Mixing, you can do that on your PC just fine.
Software-wise, Reaper or nTrack get you most bang for your buck with multitrack stuff. Mixcraft is in the same ballpark cost-wise but doesn't have the same features. I'm currently using nTrack but the UI is getting on my nerves, so I might change to Reaper. One downside of Reaper is a lack of MIDI control-surface support though, but this might not be an issue for you.
The big question is how many inputs you want, and how many of those need to be mics. For folk, you probably want as many mics as you can get. There are several bits of kit that give you 8 mic preamps with a Firewire connection back to the PC - Tascam, Presonus, MOTU and Focusrite spring to mind immediately. They all have phantom power.

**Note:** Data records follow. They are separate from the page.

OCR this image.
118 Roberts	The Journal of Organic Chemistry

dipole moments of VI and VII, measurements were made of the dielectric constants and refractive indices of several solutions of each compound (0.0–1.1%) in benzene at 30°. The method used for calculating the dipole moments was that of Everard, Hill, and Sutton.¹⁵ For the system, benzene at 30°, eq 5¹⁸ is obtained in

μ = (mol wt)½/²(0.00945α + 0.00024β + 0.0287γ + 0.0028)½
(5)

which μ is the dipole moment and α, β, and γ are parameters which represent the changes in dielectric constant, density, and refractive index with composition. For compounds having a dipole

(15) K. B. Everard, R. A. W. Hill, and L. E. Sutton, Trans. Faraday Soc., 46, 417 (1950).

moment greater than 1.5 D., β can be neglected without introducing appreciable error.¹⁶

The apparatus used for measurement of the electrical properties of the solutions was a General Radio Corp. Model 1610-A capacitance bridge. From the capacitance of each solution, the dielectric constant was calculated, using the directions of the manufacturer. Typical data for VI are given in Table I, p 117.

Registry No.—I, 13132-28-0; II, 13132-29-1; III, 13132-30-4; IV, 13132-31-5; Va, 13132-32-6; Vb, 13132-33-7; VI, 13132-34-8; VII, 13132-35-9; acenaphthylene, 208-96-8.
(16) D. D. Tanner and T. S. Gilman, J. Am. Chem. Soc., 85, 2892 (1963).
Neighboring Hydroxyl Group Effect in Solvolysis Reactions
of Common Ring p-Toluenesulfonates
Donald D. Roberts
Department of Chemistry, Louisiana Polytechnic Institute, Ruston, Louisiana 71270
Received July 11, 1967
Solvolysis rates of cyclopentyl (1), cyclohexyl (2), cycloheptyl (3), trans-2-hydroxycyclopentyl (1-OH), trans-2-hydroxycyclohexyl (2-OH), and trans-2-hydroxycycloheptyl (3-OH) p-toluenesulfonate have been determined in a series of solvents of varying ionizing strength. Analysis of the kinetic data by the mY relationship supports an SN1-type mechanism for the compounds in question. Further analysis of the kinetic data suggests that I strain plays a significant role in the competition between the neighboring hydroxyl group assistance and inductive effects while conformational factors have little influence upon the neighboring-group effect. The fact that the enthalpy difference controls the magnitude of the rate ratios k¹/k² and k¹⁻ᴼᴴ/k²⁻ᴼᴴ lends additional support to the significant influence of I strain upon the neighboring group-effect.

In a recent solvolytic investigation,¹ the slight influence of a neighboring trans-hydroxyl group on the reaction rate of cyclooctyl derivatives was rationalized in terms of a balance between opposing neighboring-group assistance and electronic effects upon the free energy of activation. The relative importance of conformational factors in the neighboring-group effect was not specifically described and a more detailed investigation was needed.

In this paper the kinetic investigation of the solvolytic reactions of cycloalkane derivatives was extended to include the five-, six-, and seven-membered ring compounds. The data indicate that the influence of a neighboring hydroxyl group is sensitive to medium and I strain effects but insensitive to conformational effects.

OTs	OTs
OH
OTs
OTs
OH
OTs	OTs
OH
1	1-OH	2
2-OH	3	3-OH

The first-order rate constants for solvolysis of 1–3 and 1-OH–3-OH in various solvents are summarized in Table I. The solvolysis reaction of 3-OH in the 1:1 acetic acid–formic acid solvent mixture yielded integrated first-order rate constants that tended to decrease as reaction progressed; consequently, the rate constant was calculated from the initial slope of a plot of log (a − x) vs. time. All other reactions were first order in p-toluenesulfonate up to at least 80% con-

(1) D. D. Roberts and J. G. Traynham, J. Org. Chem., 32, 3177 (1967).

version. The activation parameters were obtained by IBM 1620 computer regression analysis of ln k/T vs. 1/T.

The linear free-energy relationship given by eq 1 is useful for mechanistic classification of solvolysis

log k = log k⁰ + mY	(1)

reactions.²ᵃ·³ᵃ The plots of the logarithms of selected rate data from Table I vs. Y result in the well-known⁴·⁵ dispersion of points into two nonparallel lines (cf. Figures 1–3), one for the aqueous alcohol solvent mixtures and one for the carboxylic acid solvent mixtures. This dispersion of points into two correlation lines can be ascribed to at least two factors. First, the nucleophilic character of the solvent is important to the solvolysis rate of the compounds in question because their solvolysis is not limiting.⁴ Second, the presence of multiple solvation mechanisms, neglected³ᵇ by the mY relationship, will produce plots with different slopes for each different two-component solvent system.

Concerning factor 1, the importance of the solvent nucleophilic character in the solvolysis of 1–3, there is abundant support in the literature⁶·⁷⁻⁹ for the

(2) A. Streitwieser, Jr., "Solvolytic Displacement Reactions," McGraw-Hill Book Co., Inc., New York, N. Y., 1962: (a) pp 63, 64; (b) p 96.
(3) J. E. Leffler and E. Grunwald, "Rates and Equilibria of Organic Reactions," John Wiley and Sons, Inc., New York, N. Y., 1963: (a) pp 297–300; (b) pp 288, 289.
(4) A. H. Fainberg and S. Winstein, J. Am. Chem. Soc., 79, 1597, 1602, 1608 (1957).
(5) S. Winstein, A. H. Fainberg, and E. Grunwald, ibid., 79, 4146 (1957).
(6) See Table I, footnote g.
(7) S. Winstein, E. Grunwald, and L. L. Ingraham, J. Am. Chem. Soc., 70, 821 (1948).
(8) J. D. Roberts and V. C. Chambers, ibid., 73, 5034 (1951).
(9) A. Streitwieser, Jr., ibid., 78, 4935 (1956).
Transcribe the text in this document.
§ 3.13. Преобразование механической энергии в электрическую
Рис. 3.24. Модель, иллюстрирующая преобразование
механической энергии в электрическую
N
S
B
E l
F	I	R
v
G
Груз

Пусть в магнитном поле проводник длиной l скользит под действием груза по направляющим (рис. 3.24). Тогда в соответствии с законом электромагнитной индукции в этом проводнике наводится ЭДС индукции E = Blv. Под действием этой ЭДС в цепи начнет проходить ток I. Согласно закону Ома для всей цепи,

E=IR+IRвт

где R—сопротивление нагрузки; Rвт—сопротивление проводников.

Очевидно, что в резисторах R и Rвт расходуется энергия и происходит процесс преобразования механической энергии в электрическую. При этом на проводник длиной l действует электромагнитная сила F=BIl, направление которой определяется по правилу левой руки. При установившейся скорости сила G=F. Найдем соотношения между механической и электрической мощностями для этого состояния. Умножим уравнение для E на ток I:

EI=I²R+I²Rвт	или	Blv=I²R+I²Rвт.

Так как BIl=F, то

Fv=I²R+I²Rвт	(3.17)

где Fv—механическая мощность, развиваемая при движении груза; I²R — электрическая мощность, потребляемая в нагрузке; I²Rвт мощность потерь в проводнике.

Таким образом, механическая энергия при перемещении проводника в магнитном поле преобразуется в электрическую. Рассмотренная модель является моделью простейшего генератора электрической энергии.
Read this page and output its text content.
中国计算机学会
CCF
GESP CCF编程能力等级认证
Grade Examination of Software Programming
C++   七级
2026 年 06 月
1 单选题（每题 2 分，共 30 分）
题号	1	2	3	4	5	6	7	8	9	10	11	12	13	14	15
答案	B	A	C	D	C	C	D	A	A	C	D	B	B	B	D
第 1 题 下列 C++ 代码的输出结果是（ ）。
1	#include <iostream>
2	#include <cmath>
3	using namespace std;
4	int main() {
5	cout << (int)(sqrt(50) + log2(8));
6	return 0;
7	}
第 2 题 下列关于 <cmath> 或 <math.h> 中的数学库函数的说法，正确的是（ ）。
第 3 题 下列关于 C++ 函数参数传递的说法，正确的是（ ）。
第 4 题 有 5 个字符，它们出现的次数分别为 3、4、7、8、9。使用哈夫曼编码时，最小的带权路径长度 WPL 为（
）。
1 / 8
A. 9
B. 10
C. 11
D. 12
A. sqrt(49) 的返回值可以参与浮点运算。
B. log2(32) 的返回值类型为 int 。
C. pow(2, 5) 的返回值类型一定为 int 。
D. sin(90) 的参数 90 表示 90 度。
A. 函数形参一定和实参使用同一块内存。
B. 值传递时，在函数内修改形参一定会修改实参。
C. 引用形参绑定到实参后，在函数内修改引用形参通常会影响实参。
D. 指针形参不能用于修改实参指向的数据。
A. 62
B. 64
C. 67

I haven't got enough experience with different mics to recommend any. But Anahata has recommended Behringer C2s (small-diaphragm) for instruments in the past, and I've used those successfully for drum overheads. They're dirt cheap (£40 for a stereo pair!) so you can't really lose on them.
Most people have some SM57s hanging around as a "default" instrument mic. They're not actually that good sound-wise - I've got £10 Maplins mics which sound almost identical. :-/ They're nice and robust though, which explains their success as a stage instrument mic, but for a studio mic you're probably better saving your money.